Maîtriser l’information pour réussir au mieux sa stratégie : tel est l’enjeu de l’IE. Partenaires Savoie (septembre 2006) dresse l’état des lieux des démarches en Rhône-Alpes en l’illustrant de nombreux exemples :
- à Roanne : Ultradiam (lames de scie) lutte contre la contrefaçon. Pour s’en protéger, l’entreprise dépose des brevets et lance des actions en justice dans de nombreux pays. Mais son atout principal reste l’innovation : en s’assurant une avance sur ses copieurs, Ultradiam garde ses clients aussi séduits par le service clients.
- dans l’Ain : pour Tournier-Billon (accessoirs de coiffure), là encore, l’innovation et l’inventivité sont le premier rampart contre la contrefaçcon : l’entreprise crée ainsi jusqu’à 300 nouveaux modèles par an.
- dans la Drôme : Alliance Vision (imagerie numérique) débute sa réflexion autour de l’IE, en se rendant compte qu’elle doit structurer son information en interne. Elle fait d’ailleurs de la veille depuis 5 ans : elle est abonnée à des lettres électroniques spécialisées, aux newsletters de ses clients, fournisseurs et concurrents, tout en visitant leurs sites web. L’information circule en interne lors des réunions, sur l’intranet et par messagerie.
- dans l’Isère : Faur Ingénierie (salles blanches) : « au-delà de la veille, nous devons être acteurs du développement de notre secteur et être capable de construire réellement le marché » déclare l’entreprise. Bref, une réelle vision offensive de l’IE, loin de la veille passive. A noter également que pour protéger son savoir, l’entreprise a déposé peu de brevets pour ne pas indiquer ce sur quoi elle travaille.
- à Saint-Etienne : Yxendis (conception de logiciels pour l’industrie textile) a renforcé ses systèmes de protection afin de lutter contre le piratage des logiciels. C’est le volet protection de l’IE.
- en Savoie : Ugitech (acier inoxydable) a développé une veille active dans le cadre de sa R&D : salons et congrès, web, revues spécialisées, brevets des concurrents sont analysés.

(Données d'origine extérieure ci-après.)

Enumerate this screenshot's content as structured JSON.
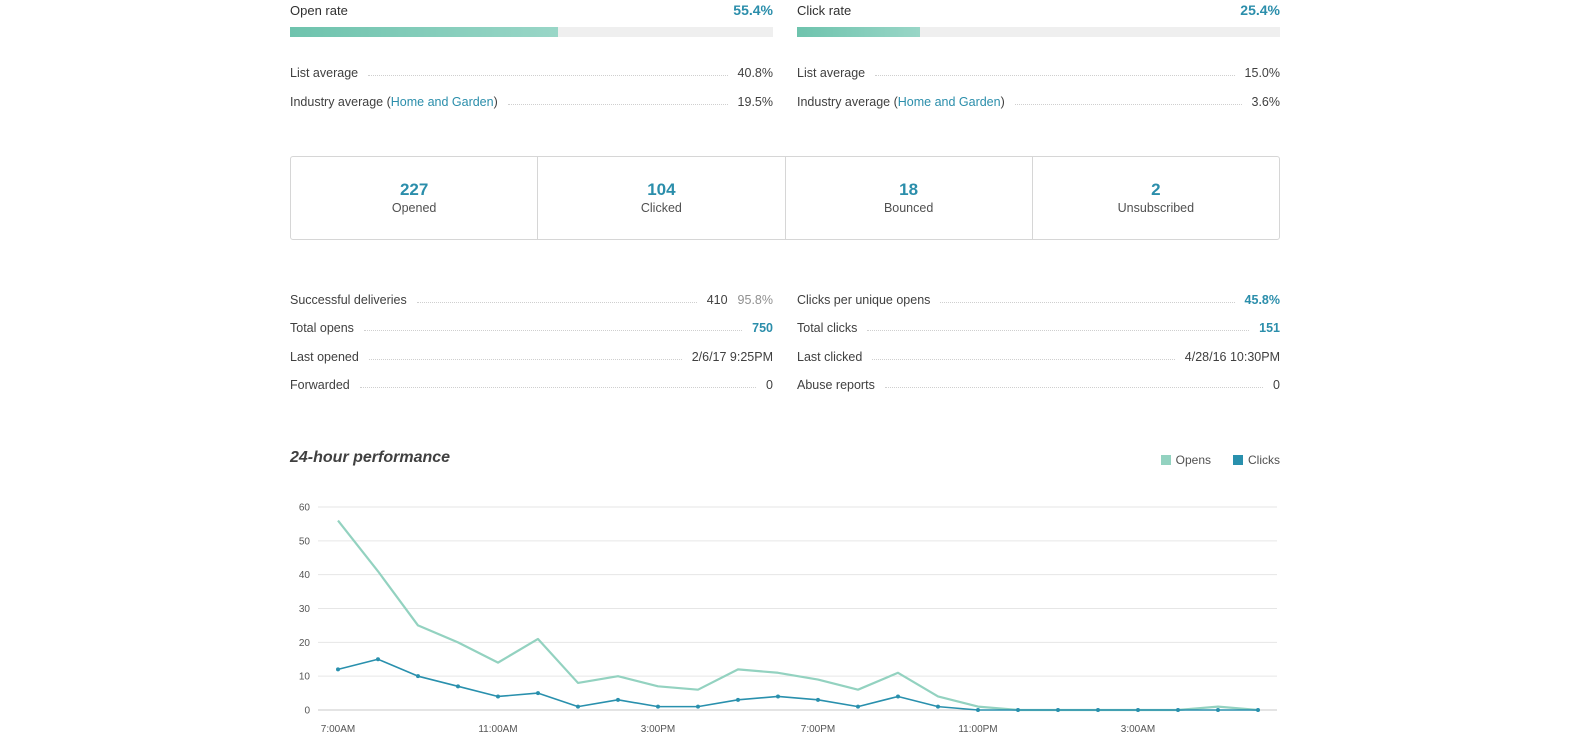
{
  "open_rate": {
    "title": "Open rate",
    "value": "55.4%",
    "fill_percent": 55.4,
    "list_avg_label": "List average",
    "list_avg_value": "40.8%",
    "industry_prefix": "Industry average (",
    "industry_link": "Home and Garden",
    "industry_suffix": ")",
    "industry_value": "19.5%"
  },
  "click_rate": {
    "title": "Click rate",
    "value": "25.4%",
    "fill_percent": 25.4,
    "list_avg_label": "List average",
    "list_avg_value": "15.0%",
    "industry_prefix": "Industry average (",
    "industry_link": "Home and Garden",
    "industry_suffix": ")",
    "industry_value": "3.6%"
  },
  "summary": [
    {
      "num": "227",
      "label": "Opened"
    },
    {
      "num": "104",
      "label": "Clicked"
    },
    {
      "num": "18",
      "label": "Bounced"
    },
    {
      "num": "2",
      "label": "Unsubscribed"
    }
  ],
  "stats_left": {
    "deliveries_label": "Successful deliveries",
    "deliveries_value": "410",
    "deliveries_pct": "95.8%",
    "total_opens_label": "Total opens",
    "total_opens_value": "750",
    "last_opened_label": "Last opened",
    "last_opened_value": "2/6/17 9:25PM",
    "forwarded_label": "Forwarded",
    "forwarded_value": "0"
  },
  "stats_right": {
    "cpuo_label": "Clicks per unique opens",
    "cpuo_value": "45.8%",
    "total_clicks_label": "Total clicks",
    "total_clicks_value": "151",
    "last_clicked_label": "Last clicked",
    "last_clicked_value": "4/28/16 10:30PM",
    "abuse_label": "Abuse reports",
    "abuse_value": "0"
  },
  "performance": {
    "title": "24-hour performance",
    "legend_opens": "Opens",
    "legend_clicks": "Clicks"
  },
  "colors": {
    "accent_blue": "#2b8eab",
    "opens_line": "#93d2c0",
    "clicks_line": "#2990ad"
  },
  "chart_data": {
    "type": "line",
    "x": [
      "7:00AM",
      "8:00AM",
      "9:00AM",
      "10:00AM",
      "11:00AM",
      "12:00PM",
      "1:00PM",
      "2:00PM",
      "3:00PM",
      "4:00PM",
      "5:00PM",
      "6:00PM",
      "7:00PM",
      "8:00PM",
      "9:00PM",
      "10:00PM",
      "11:00PM",
      "12:00AM",
      "1:00AM",
      "2:00AM",
      "3:00AM",
      "4:00AM",
      "5:00AM",
      "6:00AM"
    ],
    "tick_labels": [
      "7:00AM",
      "11:00AM",
      "3:00PM",
      "7:00PM",
      "11:00PM",
      "3:00AM"
    ],
    "series": [
      {
        "name": "Opens",
        "values": [
          56,
          41,
          25,
          20,
          14,
          21,
          8,
          10,
          7,
          6,
          12,
          11,
          9,
          6,
          11,
          4,
          1,
          0,
          0,
          0,
          0,
          0,
          1,
          0
        ]
      },
      {
        "name": "Clicks",
        "values": [
          12,
          15,
          10,
          7,
          4,
          5,
          1,
          3,
          1,
          1,
          3,
          4,
          3,
          1,
          4,
          1,
          0,
          0,
          0,
          0,
          0,
          0,
          0,
          0
        ]
      }
    ],
    "ylim": [
      0,
      60
    ],
    "yticks": [
      0,
      10,
      20,
      30,
      40,
      50,
      60
    ],
    "grid": true,
    "legend": "top-right"
  }
}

Une veille impérative, car ses concurrents ont aussi accès à ces informations ! La veille pour ne pas ignorer ce que l’on doir savoir.

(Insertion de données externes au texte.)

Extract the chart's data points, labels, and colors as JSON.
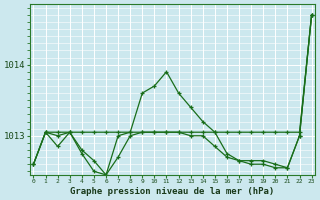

- à Villefranche : Ixit (conception de systèmes de sécurité automobile) a choisi de ne pas déposer de brevets (trop coûteux et trop long), mais effectue des dépôts de marque. Sa stratégie consiste une nouvelle fois à innover pour contrer ses concurrents qui copient ses produits. Côté veille : les commerciaux sont particulièrement mis à contribution ; la démarche est d’ailleurs très structurée puisque des dossiers sont systématiquement établis et que des debriefing ont lieu avec toute l’équipe pour assurer la bonne circulation de l’information.
- en Nord-Isère : le département veille technologique de Lafarge vient d’y être transféré, afin de la rapprocher de son pôle R&D. 4 personnnes constituent l’équipe, sur les programmes de R&D, sur le suivi des nouveaux produits, sur l’environnement, etc. En outre, une cellule veille scientifique est chargée de suivre et d’analyser les brevets déposés. Enfin, le groupe procède à une veille réglementaire. L’ensemble est important car le groupe s’exprime dans des organismes français et européens (ça fera plaisir à B. Carayon : c’est le volet influence de l’IE).
- en Haute-Savoie : Aprobase International effectue des missions de veille pour des PME et des grands groupes.
Sources : CRCI Rhône-Alpes, dans Partenaires Savoie, le magazine économique de la CCI de Savoie.